Serif typeface designed by Eric Gill

Eric Gill's artwork for the capitals of Solus, showing an alternative 'M' at bottom right similar to that of Gill Sans.

Solus is a serif typeface that was designed by English sculptor and stonemason Eric Gill for the British Monotype Corporation and released in 1929.

Solus has a structure of straight, regular serifs reminiscent of slab-serif typefaces of the nineteenth century, but with a reduced build giving an impression of crispness.

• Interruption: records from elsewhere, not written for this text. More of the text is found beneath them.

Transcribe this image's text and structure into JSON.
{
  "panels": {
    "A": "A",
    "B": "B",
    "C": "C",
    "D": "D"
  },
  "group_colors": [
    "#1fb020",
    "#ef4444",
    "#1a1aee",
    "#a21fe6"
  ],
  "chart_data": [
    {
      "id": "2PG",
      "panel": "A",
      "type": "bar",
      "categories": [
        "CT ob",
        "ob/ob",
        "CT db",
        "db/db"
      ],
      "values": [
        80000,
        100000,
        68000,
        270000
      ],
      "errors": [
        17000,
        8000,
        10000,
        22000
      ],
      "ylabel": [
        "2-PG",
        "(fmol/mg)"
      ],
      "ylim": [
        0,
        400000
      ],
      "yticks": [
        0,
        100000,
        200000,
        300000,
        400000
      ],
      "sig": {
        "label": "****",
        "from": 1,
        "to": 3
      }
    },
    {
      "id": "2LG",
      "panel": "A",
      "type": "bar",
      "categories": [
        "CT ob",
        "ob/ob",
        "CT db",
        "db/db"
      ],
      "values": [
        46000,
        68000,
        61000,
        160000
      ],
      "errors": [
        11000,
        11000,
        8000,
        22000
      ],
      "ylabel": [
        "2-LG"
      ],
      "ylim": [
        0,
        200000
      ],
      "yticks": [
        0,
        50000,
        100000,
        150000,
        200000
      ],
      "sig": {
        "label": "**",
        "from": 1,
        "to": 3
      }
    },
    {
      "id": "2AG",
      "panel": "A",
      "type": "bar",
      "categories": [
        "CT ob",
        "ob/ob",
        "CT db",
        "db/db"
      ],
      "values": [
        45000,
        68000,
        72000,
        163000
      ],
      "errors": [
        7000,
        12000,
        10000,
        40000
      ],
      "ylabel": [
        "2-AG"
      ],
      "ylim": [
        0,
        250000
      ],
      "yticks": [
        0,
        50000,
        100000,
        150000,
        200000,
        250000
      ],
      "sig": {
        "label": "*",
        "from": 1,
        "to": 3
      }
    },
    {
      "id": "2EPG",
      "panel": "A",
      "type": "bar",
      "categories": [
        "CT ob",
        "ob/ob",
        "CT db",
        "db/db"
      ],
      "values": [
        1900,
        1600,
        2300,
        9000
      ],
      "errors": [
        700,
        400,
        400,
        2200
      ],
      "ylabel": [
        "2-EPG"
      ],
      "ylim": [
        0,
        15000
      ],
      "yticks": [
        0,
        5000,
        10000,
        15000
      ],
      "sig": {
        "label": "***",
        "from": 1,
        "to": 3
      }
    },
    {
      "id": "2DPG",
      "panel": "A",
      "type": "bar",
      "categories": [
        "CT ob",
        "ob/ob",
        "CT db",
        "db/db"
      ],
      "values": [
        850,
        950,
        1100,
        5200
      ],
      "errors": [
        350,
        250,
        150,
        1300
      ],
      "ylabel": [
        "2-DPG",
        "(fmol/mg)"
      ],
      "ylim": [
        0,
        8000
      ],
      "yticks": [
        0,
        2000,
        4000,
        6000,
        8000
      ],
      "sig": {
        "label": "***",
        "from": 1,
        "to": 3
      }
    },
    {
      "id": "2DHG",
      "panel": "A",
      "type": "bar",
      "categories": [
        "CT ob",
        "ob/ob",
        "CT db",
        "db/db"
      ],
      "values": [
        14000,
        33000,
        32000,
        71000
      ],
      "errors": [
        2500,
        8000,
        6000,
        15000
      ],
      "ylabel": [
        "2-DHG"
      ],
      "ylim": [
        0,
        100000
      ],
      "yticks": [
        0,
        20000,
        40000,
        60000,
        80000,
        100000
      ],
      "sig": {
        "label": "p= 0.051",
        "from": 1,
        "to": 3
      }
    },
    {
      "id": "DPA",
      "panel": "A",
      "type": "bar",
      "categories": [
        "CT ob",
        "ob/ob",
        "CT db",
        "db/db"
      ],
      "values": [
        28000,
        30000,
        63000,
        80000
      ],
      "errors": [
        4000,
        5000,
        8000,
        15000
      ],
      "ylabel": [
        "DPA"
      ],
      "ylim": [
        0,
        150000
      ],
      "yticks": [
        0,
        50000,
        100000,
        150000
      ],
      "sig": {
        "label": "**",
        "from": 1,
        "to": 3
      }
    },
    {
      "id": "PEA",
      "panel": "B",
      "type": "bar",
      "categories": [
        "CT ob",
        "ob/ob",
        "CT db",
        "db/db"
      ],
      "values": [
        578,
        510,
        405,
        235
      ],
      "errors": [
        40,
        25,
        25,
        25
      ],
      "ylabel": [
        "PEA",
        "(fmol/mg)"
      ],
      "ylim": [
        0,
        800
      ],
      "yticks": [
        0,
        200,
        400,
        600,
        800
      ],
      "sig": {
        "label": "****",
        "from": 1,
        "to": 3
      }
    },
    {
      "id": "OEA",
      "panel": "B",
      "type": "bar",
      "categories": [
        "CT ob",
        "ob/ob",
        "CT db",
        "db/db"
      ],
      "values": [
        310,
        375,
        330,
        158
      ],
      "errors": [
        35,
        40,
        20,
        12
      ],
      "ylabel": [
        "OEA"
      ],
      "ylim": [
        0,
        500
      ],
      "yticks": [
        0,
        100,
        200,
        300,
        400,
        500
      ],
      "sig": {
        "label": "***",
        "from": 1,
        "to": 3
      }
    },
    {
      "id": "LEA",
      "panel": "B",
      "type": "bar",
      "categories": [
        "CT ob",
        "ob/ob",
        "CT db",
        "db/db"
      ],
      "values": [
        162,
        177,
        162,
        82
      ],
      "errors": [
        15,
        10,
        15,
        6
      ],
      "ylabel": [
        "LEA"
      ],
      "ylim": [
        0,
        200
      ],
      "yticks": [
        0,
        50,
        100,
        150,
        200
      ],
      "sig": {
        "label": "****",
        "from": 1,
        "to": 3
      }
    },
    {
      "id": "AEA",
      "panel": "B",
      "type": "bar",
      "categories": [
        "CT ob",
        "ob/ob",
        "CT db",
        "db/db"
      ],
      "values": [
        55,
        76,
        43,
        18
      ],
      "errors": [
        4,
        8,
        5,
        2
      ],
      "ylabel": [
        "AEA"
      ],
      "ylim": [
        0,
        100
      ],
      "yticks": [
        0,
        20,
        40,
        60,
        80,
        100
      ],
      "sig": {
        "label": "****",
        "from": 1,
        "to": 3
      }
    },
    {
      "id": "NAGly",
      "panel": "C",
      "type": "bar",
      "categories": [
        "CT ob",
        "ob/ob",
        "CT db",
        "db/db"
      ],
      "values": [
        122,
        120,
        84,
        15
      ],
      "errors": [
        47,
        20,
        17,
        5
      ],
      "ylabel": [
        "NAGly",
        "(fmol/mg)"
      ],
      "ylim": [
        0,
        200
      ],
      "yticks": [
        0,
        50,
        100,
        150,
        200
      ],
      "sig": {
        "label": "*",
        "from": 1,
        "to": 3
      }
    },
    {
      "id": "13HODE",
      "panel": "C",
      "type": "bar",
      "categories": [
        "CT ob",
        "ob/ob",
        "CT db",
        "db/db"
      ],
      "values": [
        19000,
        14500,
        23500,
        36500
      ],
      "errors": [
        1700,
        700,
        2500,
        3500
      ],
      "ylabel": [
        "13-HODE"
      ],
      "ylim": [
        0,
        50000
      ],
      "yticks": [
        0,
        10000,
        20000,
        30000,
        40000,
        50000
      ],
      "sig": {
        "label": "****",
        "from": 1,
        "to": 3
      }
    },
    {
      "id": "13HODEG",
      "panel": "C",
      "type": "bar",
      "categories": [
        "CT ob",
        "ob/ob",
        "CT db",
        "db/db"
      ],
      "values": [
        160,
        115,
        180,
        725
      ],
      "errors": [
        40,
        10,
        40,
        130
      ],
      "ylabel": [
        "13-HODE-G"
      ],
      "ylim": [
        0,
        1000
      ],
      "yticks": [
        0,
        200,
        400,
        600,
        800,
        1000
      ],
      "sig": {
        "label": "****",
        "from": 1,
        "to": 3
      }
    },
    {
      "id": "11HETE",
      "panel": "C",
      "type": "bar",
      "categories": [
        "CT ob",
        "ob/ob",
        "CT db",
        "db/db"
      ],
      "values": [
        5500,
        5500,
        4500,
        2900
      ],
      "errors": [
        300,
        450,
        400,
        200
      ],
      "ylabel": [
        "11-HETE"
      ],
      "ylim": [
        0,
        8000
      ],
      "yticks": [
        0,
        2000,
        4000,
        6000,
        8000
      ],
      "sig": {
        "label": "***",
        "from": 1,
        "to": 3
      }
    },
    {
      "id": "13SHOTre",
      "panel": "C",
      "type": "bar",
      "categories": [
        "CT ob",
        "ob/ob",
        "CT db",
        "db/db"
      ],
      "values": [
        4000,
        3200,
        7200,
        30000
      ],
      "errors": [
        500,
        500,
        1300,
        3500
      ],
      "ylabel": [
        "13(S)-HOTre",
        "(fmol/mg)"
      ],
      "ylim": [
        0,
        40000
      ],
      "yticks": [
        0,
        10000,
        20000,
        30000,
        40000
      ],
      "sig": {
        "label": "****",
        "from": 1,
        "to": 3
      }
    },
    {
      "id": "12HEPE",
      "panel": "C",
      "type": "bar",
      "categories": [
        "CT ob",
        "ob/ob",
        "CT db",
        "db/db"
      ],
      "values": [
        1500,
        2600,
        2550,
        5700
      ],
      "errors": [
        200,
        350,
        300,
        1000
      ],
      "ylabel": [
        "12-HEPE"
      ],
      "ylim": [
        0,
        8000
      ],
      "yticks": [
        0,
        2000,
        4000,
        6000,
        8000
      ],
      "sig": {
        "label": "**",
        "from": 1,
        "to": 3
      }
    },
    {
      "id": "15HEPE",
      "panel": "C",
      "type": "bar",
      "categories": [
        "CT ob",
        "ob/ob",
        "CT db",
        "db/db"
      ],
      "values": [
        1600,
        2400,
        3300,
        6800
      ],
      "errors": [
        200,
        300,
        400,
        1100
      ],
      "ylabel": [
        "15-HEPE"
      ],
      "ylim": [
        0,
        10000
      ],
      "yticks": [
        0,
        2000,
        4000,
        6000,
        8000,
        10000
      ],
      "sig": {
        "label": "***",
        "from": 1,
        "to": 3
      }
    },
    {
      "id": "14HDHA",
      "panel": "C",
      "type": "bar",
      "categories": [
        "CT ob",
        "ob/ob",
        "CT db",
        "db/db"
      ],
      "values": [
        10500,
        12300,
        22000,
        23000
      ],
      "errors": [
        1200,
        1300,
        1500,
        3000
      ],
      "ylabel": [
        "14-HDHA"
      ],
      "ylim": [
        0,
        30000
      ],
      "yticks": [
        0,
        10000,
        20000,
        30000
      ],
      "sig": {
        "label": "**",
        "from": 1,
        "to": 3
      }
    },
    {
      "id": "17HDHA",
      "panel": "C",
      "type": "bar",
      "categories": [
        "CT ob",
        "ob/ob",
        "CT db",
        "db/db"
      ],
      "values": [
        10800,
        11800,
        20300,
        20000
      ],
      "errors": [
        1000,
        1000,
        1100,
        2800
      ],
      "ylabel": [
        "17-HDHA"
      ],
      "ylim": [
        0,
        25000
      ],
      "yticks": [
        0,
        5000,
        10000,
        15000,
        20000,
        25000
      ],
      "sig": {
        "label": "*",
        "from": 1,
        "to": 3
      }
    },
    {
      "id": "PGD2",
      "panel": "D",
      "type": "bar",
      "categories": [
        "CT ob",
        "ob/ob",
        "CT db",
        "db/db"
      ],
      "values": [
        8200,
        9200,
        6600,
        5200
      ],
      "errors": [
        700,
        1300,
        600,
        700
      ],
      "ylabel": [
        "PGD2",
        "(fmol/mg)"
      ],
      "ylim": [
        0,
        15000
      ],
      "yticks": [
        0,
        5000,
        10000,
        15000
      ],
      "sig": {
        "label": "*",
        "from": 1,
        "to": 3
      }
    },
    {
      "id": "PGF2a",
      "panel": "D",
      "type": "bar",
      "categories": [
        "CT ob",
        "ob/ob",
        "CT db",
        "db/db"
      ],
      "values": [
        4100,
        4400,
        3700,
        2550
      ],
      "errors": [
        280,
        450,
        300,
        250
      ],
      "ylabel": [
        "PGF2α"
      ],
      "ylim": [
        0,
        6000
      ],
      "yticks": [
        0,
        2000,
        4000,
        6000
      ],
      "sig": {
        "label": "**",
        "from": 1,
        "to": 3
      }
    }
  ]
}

Along with these characteristics, Solus bears the distinct personality of Gill's characteristic preferences in letterforms, such as the pointed end to the top left of the letter 'a'. James Mosley describes Solus as "essentially a mechanistic type — a ‘light Egyptian’", a conclusion also reached by editor Robert Harling in his book on Gill's work. (Note: Walter Tracy in contrast commented: "it is hard to accept the suggestion that the egyptian form was in Eric Gill's mind...[Solus] is really no more than a Perpetua-like roman unhappily fitted with a thickened version of the serifs of Monotype Bodoni 135, recommended to Gill by Stanley Morison.")

Solus was not particularly popular during the metal type period, which Harling suggests was because it was too similar to Gill's pre-existing Perpetua, not having an italic and having little appeal in display use, unlike more aggressive slab serif designs. Gill's Joanna, designed some years later in a similar style but with an italic, has become much more popular.

Solus has not been digitised by Monotype; an unofficial revival has been made by the company K-Type. Financier, by Kris Sowersby, is a respected revival loosely influenced by Solus, Perpetua and Joanna. Its optical size designed for small-size text is influenced by Solus and Joanna more while its display size more recalls Perpetua.